LINCOLN COUNTY, W.Va. (WSAZ) -- High water from Friday’s storm has uprooted businesses, churches and more than a few households in Lincoln County.
It’s forced one family to live off of the few items they could salvage. All six of them are sleeping in the living room of their home.
"We've already been crying for the past two days," Roxanne Roberts, who is living in the home, said.
Roberts has lived through nightmare conditions.
"We’ve just throwing stuff out in the yard, getting rid of stuff. All our stuff fits in one room," Roberts said.
Five adults, one child, three dogs and a cat have been sleeping in what used to be a living room.
"We've been up for days.
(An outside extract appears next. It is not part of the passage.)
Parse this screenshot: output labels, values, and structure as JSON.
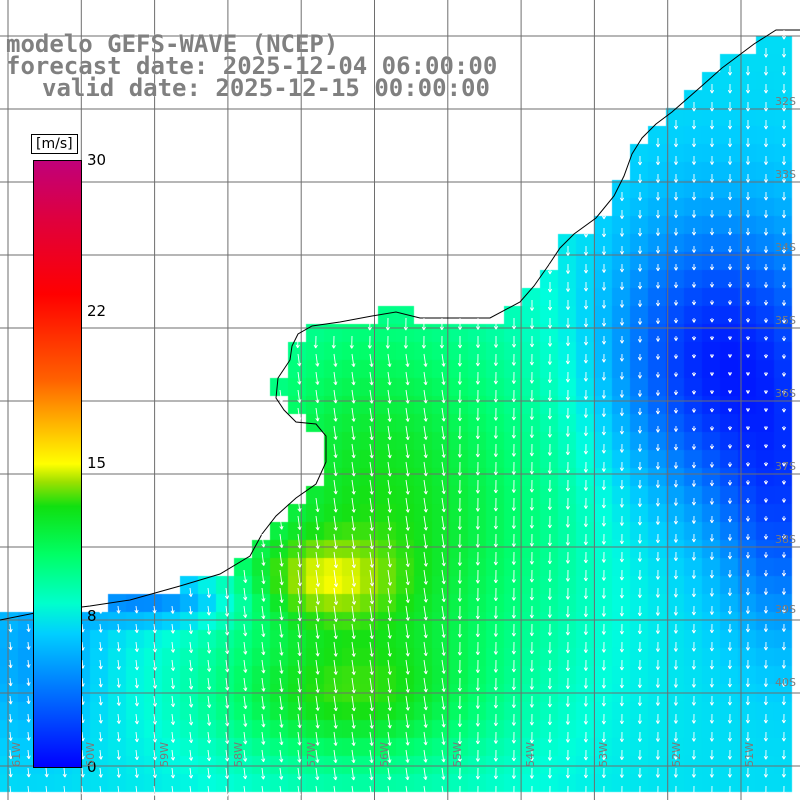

Everything but clothes, these two mattresses, our flat screen TVs were saved," Roberts said.
In the midst of tragedy she knows it could be worse; at least they could salvage two beds to sleep on.
"The people next door to that, they are staying in their home in little army bed things," Roberts said.
On Monday, state officials were debriefed on what's needed for hard-hit areas, including Lincoln County, to begin again.
"We've got people here whose lives have been totally uprooted and disrupted," U.S. Sen Joe Manchin, D-W.Va., said. "They have nowhere to live. They're living with family and friends. With that being said we've got to help get their lives back together."
"This is a unique circumstance we've just been through ... This is the worst in their experience in West Virginia,” U.S. Rep. Nick Rahall, D-W.Va., said.
For Roberts and her family, it's all up to time.
"They've been through it three of four times, plus two fires, one after another just bad luck,” Roberts said.
Rahall says a federal disaster declaration could come as soon as the end of the week.
The fire department and Department of Highways are currently on scene assessing the issue.
They're asking people to avoid the area.
There is a chance Route 10 will be closed for the rest of Friday night, 911 officials say.